Winnica Srebrna Góra Cabernet Cortis 2018
W jednym z ostatnich tekstów dotyczących polskiego winiarstwa pisałem, że rocznik 2018 okazał się także tym, w którym znaczna część winiarzy dokonała rebrandingu swoich etykiet, zdając sobie sprawę, że liczy się nie tylko zawartość butelki, ale i to jak prezentuje się ona na półce sklepowej czy w restauracji. Szczególnie, gdy obok znaleźć można wina innych krajowych producentów. Nowe etykiety pojawiły się demokratycznie u wszystkich – tak w najmniejszych, jak i największych winnicach. Jedną z nich jest krakowska Winnica Srebrna Góra.
Producent utrzymał rozróżnienie kolorystyczne – w winach podstawowych dominuje biel, w jednoszczepowych – niebieski, a w najwyższej kategorii premium (która obejmie też wina klasy reserve opisywane w zeszłym roku) – czarny. Sam znak graficzny winnicy jest srebrny dla win białych, a złoty dla czerwonych, dodatkowo tło grafiki samych etykiet stanowi odwzorowanie fragmentu jurajskiej skały wapiennej będącej nie tylko symbolem, ale i elementarnym składnikiem samej winnicy. To jednak nie koniec zmian. Srebrna Góra jako drugi producent w Polsce (po Winnicy Turnau) stała się też posiadaczem własnej linii butelkującej. Zaś na samej winnicy trwają ostatnie prace przy pawilonie degustacyjnym, w którym przyjmowani będą odwiedzający (początkowo grupy zorganizowane, z czasem także goście indywidualni). W jego podziemiach znajdzie się miejsce na beczki, w których dojrzewać będą poszczególne wina.

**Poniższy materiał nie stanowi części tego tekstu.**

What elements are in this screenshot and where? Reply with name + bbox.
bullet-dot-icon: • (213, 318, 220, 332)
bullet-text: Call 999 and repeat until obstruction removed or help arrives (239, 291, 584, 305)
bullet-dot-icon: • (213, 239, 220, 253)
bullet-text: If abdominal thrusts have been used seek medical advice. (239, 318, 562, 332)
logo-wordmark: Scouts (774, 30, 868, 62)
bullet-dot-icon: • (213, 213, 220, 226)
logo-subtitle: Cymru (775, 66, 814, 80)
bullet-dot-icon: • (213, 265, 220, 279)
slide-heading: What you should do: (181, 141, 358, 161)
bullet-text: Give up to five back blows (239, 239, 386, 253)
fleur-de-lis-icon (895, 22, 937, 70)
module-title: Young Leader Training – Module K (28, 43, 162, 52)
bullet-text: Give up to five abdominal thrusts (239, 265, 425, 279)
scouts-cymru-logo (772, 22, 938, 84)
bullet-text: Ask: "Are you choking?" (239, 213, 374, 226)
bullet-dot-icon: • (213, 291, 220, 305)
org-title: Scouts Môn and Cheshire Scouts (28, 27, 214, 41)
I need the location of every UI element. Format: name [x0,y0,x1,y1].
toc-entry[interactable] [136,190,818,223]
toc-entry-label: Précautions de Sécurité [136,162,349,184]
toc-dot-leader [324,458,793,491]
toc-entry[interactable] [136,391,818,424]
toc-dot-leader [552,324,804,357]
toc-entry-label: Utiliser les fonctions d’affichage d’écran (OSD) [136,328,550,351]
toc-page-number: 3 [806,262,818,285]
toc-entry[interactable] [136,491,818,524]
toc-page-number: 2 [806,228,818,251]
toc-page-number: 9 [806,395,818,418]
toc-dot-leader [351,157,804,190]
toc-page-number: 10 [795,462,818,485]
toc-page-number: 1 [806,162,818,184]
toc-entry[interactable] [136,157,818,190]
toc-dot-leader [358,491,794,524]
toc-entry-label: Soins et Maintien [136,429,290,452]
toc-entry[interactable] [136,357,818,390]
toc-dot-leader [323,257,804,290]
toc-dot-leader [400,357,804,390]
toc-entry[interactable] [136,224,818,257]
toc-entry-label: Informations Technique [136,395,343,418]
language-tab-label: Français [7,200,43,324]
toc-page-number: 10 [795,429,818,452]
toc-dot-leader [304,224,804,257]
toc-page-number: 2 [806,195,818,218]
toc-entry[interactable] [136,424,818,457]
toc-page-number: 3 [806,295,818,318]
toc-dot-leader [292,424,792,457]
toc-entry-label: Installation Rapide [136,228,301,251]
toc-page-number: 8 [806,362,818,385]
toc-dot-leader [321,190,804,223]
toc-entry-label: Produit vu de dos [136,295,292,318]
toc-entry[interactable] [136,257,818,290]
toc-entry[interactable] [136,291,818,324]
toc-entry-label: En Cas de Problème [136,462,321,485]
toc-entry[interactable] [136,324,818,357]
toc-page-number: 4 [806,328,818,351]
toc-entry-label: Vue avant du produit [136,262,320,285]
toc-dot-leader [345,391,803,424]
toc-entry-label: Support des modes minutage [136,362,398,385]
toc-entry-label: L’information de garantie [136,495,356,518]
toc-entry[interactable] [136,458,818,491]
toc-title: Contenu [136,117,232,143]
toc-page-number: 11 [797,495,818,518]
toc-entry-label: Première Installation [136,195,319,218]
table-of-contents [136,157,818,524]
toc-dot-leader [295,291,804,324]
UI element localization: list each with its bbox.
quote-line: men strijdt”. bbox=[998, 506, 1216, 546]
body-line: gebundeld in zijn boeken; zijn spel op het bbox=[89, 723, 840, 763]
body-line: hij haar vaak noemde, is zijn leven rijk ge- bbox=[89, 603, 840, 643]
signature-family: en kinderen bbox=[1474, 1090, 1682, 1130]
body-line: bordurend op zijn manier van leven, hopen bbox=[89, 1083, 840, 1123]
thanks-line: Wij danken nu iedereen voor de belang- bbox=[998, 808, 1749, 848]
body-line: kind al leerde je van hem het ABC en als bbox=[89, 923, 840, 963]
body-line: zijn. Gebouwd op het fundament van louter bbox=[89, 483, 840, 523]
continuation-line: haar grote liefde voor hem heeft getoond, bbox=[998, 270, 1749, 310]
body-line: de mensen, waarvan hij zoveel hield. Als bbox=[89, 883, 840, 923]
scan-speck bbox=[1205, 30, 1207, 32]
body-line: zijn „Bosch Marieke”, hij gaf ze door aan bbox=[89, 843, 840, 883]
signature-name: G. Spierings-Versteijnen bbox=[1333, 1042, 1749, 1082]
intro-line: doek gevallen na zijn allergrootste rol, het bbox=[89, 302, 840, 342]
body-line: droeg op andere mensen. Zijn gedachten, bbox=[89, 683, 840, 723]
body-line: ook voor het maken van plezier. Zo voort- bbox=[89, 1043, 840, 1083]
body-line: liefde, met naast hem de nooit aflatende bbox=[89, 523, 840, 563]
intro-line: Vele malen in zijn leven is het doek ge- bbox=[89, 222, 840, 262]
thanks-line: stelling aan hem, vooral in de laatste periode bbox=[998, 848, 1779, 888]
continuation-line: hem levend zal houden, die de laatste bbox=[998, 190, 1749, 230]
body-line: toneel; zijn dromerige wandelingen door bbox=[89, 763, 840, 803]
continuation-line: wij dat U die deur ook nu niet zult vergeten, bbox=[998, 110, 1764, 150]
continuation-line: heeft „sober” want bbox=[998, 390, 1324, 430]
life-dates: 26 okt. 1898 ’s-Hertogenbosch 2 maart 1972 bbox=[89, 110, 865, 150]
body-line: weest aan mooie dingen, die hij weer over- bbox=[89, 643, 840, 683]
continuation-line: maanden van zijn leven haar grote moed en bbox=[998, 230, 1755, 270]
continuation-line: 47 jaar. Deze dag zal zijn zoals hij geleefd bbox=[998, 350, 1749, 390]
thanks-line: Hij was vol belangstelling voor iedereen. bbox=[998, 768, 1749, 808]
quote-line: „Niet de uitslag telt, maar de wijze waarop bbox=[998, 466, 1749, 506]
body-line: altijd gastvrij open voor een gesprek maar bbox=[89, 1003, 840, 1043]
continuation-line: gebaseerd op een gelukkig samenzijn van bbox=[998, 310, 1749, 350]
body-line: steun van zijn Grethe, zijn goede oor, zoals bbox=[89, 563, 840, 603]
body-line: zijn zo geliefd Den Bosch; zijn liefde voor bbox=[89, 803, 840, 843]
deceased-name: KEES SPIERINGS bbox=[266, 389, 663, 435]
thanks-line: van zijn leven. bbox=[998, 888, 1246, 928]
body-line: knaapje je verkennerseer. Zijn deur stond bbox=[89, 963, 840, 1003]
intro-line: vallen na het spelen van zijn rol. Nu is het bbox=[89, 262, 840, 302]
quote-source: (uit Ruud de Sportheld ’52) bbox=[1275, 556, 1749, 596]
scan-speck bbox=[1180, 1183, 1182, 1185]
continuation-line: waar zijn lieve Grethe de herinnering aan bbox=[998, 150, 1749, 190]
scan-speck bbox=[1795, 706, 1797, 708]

Wina z nowego rocznika są wprowadzane do sprzedaży stopniowo – w tym momencie zakupić można podstawowe Cuvée Blanc oraz trzy jednoodmianowe wina z „niebieskiej” linii – Gewürztraminer, Pinot Noir i Cabernet Cortis. Oto ich recenzje:
Cuvée Blanc 2018 – Zaczynamy od podstawowego wina w ofercie producenta. W roczniku 2018 to nadal kupaż seyval blanc, hibernala, johannitera i solarisa, całość utrzymana w typowym dla winnicy, półwytrawnym stylu. W aromatach dominuje brzoskwinia, nektarynki, mandarynka i słodka gruszka, w ustach pojawia się odrobina goryczki. Do relaksu na tarasie nadaje się znakomicie, choć w porównaniu z poprzednim rocznikiem zabrakło mi nieco wyższej kwasowości (45 zł). ♥♥♡
Gewürztraminer 2018 – dla odmiany bardziej niż w zeszłym roku podoba mi się gewürztraminer. Wytrawny, z dobrą budową i tym czego oczekujemy po przedstawicielu tego szczepu – nutami muszkatu, delikatnymi akcentami róży i owoców liczi plus trochę brzoskwini i skórki mandarynki. Dobra kwasowość, z lekko pikantnym zakończeniem. (55 zł) ♥♥♥+
Pinot Noir 2018 – Pikantne akcenty to także wyróżnik tego wina. Pojawiają się też klasycznie nuty truskawki i poziomki, jest też trochę rabarbaru i nut ziemistych. Świeże, z dobrą kwasowością, choć wciąż młode – chętnie spróbuję go pod koniec roku (55 zł). ♥♥♥
Cabernet Cortis 2018 – Choć pogoda za oknem sprzyja raczej białym winom, ten cortis jest moim faworytem z całej recenzowanej czwórki. Rasowy, pikantny, z aromatami czarnej porzeczki, wiśni, wędzonej śliwki, czarnej i czerwonej papryki (także wędzonej), czarnego pieprzu i skóry. Mocna struktura i dobre, owocowe zakończenie. Z potencjałem! (59 zł) ♥♥♥♡
Podane ceny są sugerowanymi cenami sprzedaży przez producenta. Wina zakupić można poprzez dystrybutorów winnicy: Wina.pl, Austrowin i Partner Center – w przypadku tego ostatniego także poprzez sklep internetowy Dobrewino.pl.
Źródło win: nadesłane do degustacji przez producenta.